A Scalable Framework for Table of Contents Extraction from Complex ESG Annual Reports

Xinyu Wang,Lin Gui,Yulan He
2023-10-27
Abstract:Table of contents (ToC) extraction centres on structuring documents in a hierarchical manner. In this paper, we propose a new dataset, ESGDoc, comprising 1,093 ESG annual reports from 563 companies spanning from 2001 to 2022. These reports pose significant challenges due to their diverse structures and extensive length. To address these challenges, we propose a new framework for Toc extraction, consisting of three steps: (1) Constructing an initial tree of text blocks based on reading order and font sizes; (2) Modelling each tree node (or text block) independently by considering its contextual information captured in node-centric subtree; (3) Modifying the original tree by taking appropriate action on each tree node (Keep, Delete, or Move). This construction-modelling-modification (CMM) process offers several benefits. It eliminates the need for pairwise modelling of section headings as in previous approaches, making document segmentation practically feasible. By incorporating structured information, each section heading can leverage both local and long-distance context relevant to itself. Experimental results show that our approach outperforms the previous state-of-the-art baseline with a fraction of running time. Our framework proves its scalability by effectively handling documents of any length.
Computation and Language
What problem does this paper attempt to address?

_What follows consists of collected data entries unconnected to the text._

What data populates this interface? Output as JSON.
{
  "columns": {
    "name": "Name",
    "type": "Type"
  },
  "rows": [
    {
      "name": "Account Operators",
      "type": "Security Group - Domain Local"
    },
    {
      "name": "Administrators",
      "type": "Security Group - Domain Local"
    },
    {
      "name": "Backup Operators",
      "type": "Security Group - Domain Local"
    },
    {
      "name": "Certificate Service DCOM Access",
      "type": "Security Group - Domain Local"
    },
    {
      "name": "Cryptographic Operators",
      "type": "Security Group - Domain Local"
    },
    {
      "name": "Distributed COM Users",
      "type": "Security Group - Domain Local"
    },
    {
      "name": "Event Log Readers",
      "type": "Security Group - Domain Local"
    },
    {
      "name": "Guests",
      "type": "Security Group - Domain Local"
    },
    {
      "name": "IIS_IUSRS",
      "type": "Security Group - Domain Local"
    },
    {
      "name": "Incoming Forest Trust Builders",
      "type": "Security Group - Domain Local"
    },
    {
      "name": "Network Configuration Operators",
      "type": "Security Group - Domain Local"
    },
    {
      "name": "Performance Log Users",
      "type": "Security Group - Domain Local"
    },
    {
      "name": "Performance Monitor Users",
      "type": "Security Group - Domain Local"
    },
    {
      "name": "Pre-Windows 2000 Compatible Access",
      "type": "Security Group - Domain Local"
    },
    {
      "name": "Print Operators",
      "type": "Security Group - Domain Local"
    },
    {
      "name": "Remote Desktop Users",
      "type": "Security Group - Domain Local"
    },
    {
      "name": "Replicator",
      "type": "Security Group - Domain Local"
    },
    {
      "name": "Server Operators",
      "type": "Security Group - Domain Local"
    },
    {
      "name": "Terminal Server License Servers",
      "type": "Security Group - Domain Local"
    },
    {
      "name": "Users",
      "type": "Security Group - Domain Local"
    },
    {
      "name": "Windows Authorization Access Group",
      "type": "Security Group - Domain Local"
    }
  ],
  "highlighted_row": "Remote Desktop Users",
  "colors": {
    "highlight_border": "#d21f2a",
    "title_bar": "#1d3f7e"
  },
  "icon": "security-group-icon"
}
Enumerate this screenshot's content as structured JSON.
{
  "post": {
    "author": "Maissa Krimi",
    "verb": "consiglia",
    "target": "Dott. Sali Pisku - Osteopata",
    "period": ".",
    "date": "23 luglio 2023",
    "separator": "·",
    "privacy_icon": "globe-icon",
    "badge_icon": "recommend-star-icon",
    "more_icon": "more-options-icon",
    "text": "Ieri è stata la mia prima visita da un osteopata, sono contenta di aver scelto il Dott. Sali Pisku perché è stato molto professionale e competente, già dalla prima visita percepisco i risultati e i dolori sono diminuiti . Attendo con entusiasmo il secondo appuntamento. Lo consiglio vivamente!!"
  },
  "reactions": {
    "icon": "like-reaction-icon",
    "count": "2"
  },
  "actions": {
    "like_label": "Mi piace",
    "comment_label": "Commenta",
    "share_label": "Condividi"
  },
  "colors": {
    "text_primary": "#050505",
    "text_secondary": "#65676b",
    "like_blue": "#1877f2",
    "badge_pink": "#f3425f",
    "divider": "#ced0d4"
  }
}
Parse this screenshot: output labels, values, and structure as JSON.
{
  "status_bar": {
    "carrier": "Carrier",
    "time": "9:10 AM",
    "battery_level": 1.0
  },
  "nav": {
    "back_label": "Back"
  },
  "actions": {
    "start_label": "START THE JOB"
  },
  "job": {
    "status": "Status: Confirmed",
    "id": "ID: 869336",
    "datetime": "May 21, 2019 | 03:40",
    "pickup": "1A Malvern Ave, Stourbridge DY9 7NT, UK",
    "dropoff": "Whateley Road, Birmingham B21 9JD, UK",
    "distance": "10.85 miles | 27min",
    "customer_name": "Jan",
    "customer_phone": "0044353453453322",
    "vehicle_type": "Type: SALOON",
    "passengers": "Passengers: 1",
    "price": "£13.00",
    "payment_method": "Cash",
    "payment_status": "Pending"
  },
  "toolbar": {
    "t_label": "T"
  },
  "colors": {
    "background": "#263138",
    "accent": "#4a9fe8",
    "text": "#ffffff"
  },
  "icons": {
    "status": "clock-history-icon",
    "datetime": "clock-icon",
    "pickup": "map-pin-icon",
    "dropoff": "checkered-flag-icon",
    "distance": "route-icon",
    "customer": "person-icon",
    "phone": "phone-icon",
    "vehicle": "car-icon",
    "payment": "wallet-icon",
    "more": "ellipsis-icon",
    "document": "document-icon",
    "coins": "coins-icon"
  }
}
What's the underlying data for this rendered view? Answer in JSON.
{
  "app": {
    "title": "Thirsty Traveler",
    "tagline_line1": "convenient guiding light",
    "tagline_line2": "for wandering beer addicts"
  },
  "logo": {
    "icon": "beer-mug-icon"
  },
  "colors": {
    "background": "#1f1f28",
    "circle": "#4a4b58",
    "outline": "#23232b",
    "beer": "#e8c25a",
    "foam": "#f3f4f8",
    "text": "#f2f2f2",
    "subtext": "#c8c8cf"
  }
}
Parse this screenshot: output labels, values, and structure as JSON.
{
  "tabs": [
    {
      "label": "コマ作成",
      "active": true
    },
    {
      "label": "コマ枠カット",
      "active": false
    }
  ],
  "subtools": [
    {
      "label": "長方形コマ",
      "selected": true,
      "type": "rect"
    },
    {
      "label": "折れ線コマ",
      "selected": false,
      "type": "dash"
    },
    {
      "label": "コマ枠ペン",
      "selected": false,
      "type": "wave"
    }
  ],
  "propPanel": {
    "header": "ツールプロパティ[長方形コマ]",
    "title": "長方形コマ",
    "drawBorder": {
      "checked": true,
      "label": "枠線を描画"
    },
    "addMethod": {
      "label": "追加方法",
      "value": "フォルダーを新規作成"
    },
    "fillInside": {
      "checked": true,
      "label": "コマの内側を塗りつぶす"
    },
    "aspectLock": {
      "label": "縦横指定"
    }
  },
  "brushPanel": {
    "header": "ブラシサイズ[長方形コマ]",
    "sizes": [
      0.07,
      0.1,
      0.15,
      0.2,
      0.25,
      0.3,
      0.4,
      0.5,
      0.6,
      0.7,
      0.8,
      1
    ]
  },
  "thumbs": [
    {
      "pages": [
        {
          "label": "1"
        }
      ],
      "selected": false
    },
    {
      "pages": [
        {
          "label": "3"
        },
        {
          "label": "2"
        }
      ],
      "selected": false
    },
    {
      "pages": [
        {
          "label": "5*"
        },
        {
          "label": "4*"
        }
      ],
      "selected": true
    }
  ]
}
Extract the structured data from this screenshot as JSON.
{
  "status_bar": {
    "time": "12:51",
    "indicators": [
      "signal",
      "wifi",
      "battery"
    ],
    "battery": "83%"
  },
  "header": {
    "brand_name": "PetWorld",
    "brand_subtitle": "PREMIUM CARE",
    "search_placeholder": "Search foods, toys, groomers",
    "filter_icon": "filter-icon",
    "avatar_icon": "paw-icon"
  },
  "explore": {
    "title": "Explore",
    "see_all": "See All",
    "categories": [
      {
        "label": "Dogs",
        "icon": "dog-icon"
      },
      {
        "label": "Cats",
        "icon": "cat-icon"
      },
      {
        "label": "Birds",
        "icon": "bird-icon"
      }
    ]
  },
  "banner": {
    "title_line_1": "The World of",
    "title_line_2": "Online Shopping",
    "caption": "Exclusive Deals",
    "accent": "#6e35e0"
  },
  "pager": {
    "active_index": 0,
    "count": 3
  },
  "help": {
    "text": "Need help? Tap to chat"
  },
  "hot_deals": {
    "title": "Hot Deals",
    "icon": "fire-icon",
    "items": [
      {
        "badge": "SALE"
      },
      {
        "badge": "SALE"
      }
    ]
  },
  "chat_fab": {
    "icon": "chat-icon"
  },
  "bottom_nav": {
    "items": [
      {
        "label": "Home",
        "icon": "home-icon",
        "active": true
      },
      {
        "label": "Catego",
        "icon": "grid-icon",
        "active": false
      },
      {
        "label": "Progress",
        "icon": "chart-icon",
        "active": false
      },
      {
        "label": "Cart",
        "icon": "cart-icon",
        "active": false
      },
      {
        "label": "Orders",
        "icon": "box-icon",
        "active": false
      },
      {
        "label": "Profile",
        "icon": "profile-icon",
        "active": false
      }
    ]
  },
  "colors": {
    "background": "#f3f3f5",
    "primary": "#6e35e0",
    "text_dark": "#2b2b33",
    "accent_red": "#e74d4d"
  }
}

The paper primarily addresses the issue of automatically extracting the Table of Contents (ToC) from complex corporate Environmental, Social, and Governance (ESG) annual reports. ESG reports are often structurally diverse, lengthy, and contain a multitude of visual elements, making it difficult for traditional document understanding methods to be directly applied. To tackle this challenge, the authors have made the following contributions: 1. **New Dataset ESGDoc**: A collection of 1093 public ESG annual reports from 563 companies, ranging from 2001 to 2022, specifically for the ToC extraction task. 2. **A Novel Framework Proposed**: The framework includes three steps: - Building an initial text block tree based on reading order and font size; - Independently modeling each tree node, considering the context information captured within the subtree centered on the node; - Modifying the original tree, taking appropriate actions (keep, delete, or move) for each tree node to optimize the ToC structure. 3. **Improved Document Segmentation and Modeling Approach**: Implemented through Graph Neural Networks (GNN), it can preserve local and long-distance information within each segment, effectively handling documents of any length. 4. **Experimental Results**: The proposed CMM (Construction-Modelling-Modification) framework significantly outperforms the previous state-of-the-art baseline method MTD in terms of runtime and the ability to process long documents when dealing with the ESGDoc dataset. Moreover, CMM demonstrates excellent performance in both accuracy and efficiency of ToC extraction, especially when handling the ESGDoc dataset, proving its superiority in dealing with complex structures and lengthy documents. In summary, the paper aims to overcome the limitations of existing ToC extraction methods in handling complex documents such as ESG reports by constructing a specialized dataset and developing an innovative multi-step framework, thereby improving the accuracy and efficiency of ToC extraction.